The hike from Mount Shasta to Ashland, although smoky from a wildfire burning in Redding, was both moderately graded and filled with exciting views of the rough backcountry.
Rabbit and I have hiked a lot of 25s, 28s, and 30s since starting our thru-hike; however, on this particular stretch we shattered our daily mileage record by hiking 41 straight miles in one day. To accomplish this, we started the hike at 5:30am and hiked non-stop until about 11:00pm. While 41 miles is something to be proud of, we think we can do more. When the conditions are right, we’re hoping on hiking a 50-mile day before the trip is over.
This segment had a number of designated wilderness areas to hike through. At the Etna town turnoff, we got some morale-boosting trail magic out of a pickup truck by a couple who had driven up from Phoenix. These trail angels kindly supplied the hikers with cold beverages, peanuts, chocolate bars, fresh fruit, and even dill pickles.
There were dozens of cows to be seen and heard in NorCal!
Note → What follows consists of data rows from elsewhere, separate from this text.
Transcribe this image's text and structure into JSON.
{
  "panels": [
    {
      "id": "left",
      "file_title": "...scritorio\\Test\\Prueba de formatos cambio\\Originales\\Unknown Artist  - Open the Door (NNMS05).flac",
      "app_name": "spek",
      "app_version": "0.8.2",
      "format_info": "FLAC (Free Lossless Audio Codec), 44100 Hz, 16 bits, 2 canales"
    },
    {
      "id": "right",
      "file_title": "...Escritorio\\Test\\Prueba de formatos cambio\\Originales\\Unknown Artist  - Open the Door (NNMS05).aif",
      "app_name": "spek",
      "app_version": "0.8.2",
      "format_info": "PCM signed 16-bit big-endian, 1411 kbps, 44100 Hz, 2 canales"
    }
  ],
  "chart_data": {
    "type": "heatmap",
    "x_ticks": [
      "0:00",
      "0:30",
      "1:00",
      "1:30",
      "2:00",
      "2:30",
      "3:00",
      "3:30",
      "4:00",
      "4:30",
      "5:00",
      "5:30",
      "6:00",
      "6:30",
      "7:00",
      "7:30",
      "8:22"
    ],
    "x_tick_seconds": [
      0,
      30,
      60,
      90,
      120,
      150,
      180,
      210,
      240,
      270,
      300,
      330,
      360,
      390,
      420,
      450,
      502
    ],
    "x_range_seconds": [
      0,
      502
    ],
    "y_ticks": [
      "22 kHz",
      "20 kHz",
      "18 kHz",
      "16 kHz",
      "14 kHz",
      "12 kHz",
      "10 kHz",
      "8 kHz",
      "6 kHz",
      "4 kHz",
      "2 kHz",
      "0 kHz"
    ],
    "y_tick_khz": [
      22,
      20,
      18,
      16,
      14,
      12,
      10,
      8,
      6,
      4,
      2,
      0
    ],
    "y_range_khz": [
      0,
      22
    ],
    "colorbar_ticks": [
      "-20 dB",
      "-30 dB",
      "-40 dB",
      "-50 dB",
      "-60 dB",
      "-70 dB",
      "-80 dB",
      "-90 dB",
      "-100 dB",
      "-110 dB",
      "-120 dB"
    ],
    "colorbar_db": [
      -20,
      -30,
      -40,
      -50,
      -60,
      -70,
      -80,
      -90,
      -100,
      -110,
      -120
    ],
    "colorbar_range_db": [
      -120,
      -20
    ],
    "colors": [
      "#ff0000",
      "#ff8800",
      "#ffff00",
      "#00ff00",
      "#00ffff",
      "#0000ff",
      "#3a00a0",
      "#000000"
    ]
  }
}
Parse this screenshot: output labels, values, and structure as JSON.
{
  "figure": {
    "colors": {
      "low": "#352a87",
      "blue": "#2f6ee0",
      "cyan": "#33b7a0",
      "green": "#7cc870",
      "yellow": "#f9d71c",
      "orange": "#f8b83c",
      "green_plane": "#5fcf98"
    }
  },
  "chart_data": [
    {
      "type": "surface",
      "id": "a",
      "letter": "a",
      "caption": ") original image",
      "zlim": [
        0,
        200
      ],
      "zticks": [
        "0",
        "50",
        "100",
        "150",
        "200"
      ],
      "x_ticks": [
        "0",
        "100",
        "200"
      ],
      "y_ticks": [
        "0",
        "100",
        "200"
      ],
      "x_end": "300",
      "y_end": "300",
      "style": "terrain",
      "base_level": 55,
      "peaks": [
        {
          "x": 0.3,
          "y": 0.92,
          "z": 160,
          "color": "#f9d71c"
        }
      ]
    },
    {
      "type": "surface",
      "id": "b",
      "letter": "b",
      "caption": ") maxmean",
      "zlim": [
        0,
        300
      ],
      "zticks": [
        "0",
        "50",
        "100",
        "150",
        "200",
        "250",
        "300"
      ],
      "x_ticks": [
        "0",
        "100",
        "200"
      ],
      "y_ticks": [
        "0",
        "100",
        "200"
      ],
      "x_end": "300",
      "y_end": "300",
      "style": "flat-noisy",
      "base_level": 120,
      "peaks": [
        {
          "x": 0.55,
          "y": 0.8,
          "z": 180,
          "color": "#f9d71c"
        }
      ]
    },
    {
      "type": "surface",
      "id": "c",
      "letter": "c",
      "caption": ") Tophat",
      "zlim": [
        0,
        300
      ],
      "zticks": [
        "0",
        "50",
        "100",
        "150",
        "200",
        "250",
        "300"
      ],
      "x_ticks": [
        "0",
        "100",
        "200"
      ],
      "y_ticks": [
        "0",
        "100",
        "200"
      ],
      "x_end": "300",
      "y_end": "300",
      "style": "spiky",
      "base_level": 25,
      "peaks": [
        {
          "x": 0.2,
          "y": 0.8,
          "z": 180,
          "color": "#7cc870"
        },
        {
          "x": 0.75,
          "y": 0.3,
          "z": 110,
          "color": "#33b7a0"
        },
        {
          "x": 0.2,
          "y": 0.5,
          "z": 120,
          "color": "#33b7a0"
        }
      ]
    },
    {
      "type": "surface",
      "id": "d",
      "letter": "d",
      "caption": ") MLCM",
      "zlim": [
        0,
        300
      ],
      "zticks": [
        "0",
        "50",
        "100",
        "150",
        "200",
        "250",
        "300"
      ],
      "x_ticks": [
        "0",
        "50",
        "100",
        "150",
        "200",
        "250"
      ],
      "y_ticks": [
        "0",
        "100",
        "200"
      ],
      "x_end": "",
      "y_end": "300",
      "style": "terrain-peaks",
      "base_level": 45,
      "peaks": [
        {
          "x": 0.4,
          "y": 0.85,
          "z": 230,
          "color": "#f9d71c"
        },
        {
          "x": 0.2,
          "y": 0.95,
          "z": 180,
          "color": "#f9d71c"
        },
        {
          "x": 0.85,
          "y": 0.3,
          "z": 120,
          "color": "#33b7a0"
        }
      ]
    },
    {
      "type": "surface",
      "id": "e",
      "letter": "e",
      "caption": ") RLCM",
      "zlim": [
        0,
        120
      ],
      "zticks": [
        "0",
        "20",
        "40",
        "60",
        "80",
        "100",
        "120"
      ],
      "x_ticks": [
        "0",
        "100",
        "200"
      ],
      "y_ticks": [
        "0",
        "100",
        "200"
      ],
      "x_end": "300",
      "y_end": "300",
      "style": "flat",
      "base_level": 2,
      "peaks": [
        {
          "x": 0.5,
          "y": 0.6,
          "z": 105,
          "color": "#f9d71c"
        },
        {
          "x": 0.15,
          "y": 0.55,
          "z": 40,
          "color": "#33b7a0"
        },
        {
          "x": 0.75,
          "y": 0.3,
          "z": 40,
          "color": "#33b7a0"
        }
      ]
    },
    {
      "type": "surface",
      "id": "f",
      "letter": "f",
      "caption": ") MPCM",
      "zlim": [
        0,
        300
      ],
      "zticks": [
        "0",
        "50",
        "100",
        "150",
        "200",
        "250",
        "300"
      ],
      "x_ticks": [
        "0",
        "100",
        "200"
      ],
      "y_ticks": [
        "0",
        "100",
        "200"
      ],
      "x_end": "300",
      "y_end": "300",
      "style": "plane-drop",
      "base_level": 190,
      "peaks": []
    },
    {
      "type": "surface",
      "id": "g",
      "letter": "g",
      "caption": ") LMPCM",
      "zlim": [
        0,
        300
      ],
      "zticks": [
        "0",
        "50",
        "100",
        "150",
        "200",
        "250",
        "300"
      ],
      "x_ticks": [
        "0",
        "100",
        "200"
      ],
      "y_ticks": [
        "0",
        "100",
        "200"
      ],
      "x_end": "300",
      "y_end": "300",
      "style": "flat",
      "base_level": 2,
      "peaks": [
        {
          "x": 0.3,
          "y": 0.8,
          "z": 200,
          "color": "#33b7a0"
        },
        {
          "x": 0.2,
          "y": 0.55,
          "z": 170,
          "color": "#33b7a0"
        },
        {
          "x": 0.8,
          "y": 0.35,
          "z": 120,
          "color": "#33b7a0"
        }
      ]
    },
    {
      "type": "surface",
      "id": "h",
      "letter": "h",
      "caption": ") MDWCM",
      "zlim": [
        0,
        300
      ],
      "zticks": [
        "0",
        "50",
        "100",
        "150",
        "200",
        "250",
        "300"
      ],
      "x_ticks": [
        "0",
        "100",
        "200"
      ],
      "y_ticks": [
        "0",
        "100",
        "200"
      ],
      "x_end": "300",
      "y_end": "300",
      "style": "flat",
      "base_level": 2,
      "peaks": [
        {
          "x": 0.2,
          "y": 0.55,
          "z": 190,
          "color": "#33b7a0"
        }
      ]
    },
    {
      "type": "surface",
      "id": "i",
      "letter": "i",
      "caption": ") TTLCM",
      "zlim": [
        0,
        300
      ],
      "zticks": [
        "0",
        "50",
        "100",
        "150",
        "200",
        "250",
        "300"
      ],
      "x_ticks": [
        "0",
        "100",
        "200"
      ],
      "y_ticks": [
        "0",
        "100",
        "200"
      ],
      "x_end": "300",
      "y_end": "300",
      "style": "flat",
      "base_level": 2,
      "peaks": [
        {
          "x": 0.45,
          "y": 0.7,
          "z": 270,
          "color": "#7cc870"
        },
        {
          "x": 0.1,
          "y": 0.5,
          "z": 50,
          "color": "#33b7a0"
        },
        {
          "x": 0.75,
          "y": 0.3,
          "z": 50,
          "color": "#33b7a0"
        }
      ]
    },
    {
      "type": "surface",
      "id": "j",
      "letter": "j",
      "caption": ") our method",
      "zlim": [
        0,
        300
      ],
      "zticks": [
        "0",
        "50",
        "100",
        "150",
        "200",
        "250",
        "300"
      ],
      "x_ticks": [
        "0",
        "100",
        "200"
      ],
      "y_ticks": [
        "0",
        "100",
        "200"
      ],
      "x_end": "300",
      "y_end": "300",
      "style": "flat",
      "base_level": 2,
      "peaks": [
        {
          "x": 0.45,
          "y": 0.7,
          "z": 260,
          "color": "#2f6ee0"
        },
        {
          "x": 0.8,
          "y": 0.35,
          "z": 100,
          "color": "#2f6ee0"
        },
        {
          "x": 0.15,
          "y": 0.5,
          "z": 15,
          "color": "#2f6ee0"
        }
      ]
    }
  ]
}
The cows had these clangy bells around their necks that echoed among the mountainsides. There was also a large deer population. Some of the deer were so aggressive at night coming by to lick our trekking poles, dig up nearby cat holes, and even try and make off with Rabbit’s pack.
At one of the mountain lakes Rabbit had caught six handsome rainbow trout with a Tenkara rod, which were promptly cooked up for dinner in our titanium cook pots.
Progressing northward, we came upon an old cabin called the Marble Valley Cabin. It’s a decommissioned ranger cabin that is now boarded up and carpeted in moss.
Descending into Seiad Valley (State of Jefferson) consisted of a 21-mile hike down from where we had camped the previous evening. Much of the way down was overgrown bush; however, there were countless opportunities to pick the wild blackberries. The wildlife viewing in this area was sensational.
Once arriving in Seiad Valley, we sat down at a table at the cafe and ordered some food. The homemade milkshakes were especially a nice treat. The nearby RV Park let us pitch our tents on their lawn and use the shower facilities. They also had a communal area for hikers to use that included a microwave, dorm-size fridge, and a television for watching movies. The following morning after a hot breakfast, it was time to make the final push out of California to Ashland, Oregon. Before reaching the border, the two of us stopped by the remains of the Donomore cabin built around 1935 by a ranching family who owned cattle in the area.
The state of California represents more than half of the trail (1691.7 miles). What a relief it was to make it to a new state! There was a log book that I signed at the border along with a wooden sign nailed to a tree indicating the California-Oregon boundary.
After getting to Ashland, I stopped by Callahan’s Lodge to pick up my resupply package. Then it was a quick hitch to the Ashland Hostel.
I have now hiked 1718.7 miles and have 933.9 miles remaining.